Como si tus promesas valieran algo. Quiero mi poni ahora.
—Ya
te dije ayer que no tengo ponis aquí –repuso Germán con cansancio.
—Quiero
mi poni.
—Por
favor, Adela, sé razonable...
—Quiero
mi poni.
—Pero...
—Quiero
mi poni.
Germán
perdió la mirada en el infinito; aquello era una pesadilla. De pronto, su
abatimiento se transformó en frialdad. Los diques de su paciencia cedieron y
una oleada de determinación lo inundó. Por los altavoces sonaba El pequeño tamborilero, pero aquel repique de tambor, más
que un villancico, se le antojó una marcha guerrera. Ya está bien, pensó. La
sonrisa huyó de su rostro y fue sustituida por una expresión severa. Alzó un
admonitorio dedo.
—Basta
ya, niña –dijo con sequedad-. Santa Claus no regala ponis, ¿entiendes? Y si a
tu amiga le trajeron un poni, a lo mejor es que se lo regalaron sus papás,
porque yo, desde luego, no. Así que basta de tonterías; si no tienes nada más
que pedirme, será mejor que te vayas y le dejes el sito a algún niño más
razonable. ¿He sido claro?
Adela
le lanzó una mirada capaz de perforar el cemento y dijo:
—Quiero
–hizo una pausa- mi –otra pausa- poni. ¿He sido clara?
—Como
si quieres la Luna –replicó Germán-. No hay poni. Lárgate.
La
niña apretó los puños y encajó la mandíbula.
—Voy
a contar hasta tres –dijo en un tono que, de haber un termómetro cerca,
congelaría el mercurio-. Y antes de que acabe quiero mi poni.
—Cuenta
hasta mil si te apetece.
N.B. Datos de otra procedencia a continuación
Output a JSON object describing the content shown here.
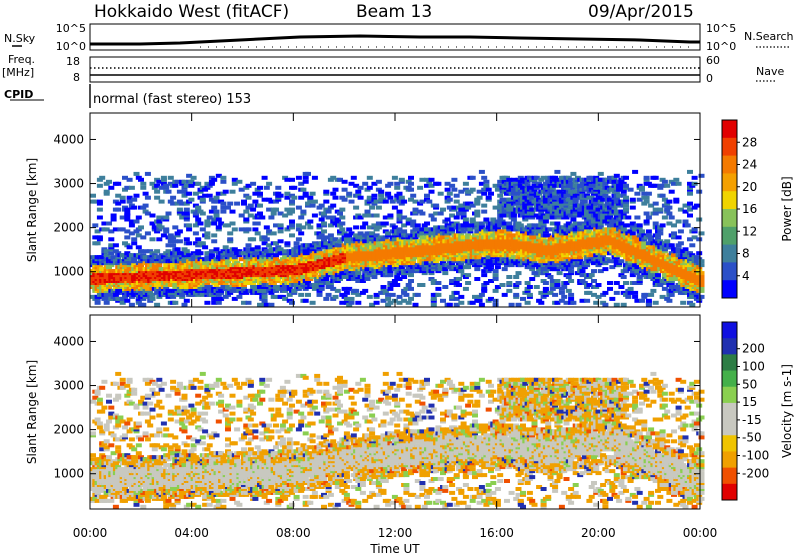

Seguirá sin haber poni.
—Uno...
—Mira,
guapa, te voy a bajar al suelo, ¿vale?
—Dos...
Germán
tendió las manos y sujetó a la niña por la cintura. En ese momento, Adela
susurró:
—Y
tres.
Acto
seguido, lanzó un aullido, saltó de las piernas de Germán y comenzó a gritar.
—¡Me
ha tocado! –berreó, señalando a Germán-. ¡Santa Claus me ha tocado!
Las
miradas de cuantos los rodeaban convergieron simultáneamente en la niña y luego,
como si fuera un partido de tenis, en Germán.
—Pero
qué dices... –musitó este, incorporándose.
—¡Me
ha tocado! –insistió Adela entre lagrimones. Y añadió, señalándose la
entrepierna-: ¡Santa Claus me ha tocado aquí!
—¡Eso
es mentira! –exclamó Germán-. ¡Yo nunca...!
No
pudo completar la frase, porque la madre de Adela se abalanzó sobre él y
comenzó a darle bolsazos. Poco después, aparecieron dos vigilantes de
seguridad, que tras lograr apartar a la furiosa mujer del maltrecho Santa
Claus, se llevaron retenido a este último. Mientras lo sacaban de allí sujeto por
los brazos, Germán volvió la cabeza y vio a Adela mirándole con una sonrisa que
le heló la sangre en las venas.
Más
tarde llegaron unos policías y se llevaron detenido al bueno de Germán. Meses
después hubo un juicio y Germán fue condenado al pago de una multa y un año de
cárcel. Afortunadamente, como carecía de antecedentes penales, Germán no tuvo
que cumplir la pena; pero su nombre pasó a engrosar las listas de los
pedófilos.
Como
es lógico, jamás volvió a ejercer de Santa Claus; porque sus antecedentes
penales se lo impedían, pero también porque desarrolló un temor patológico
hacia los niños. Y también –aunque nadie se explicaba por qué- una extraña
fobia hacia los caballos de pequeño tamaño.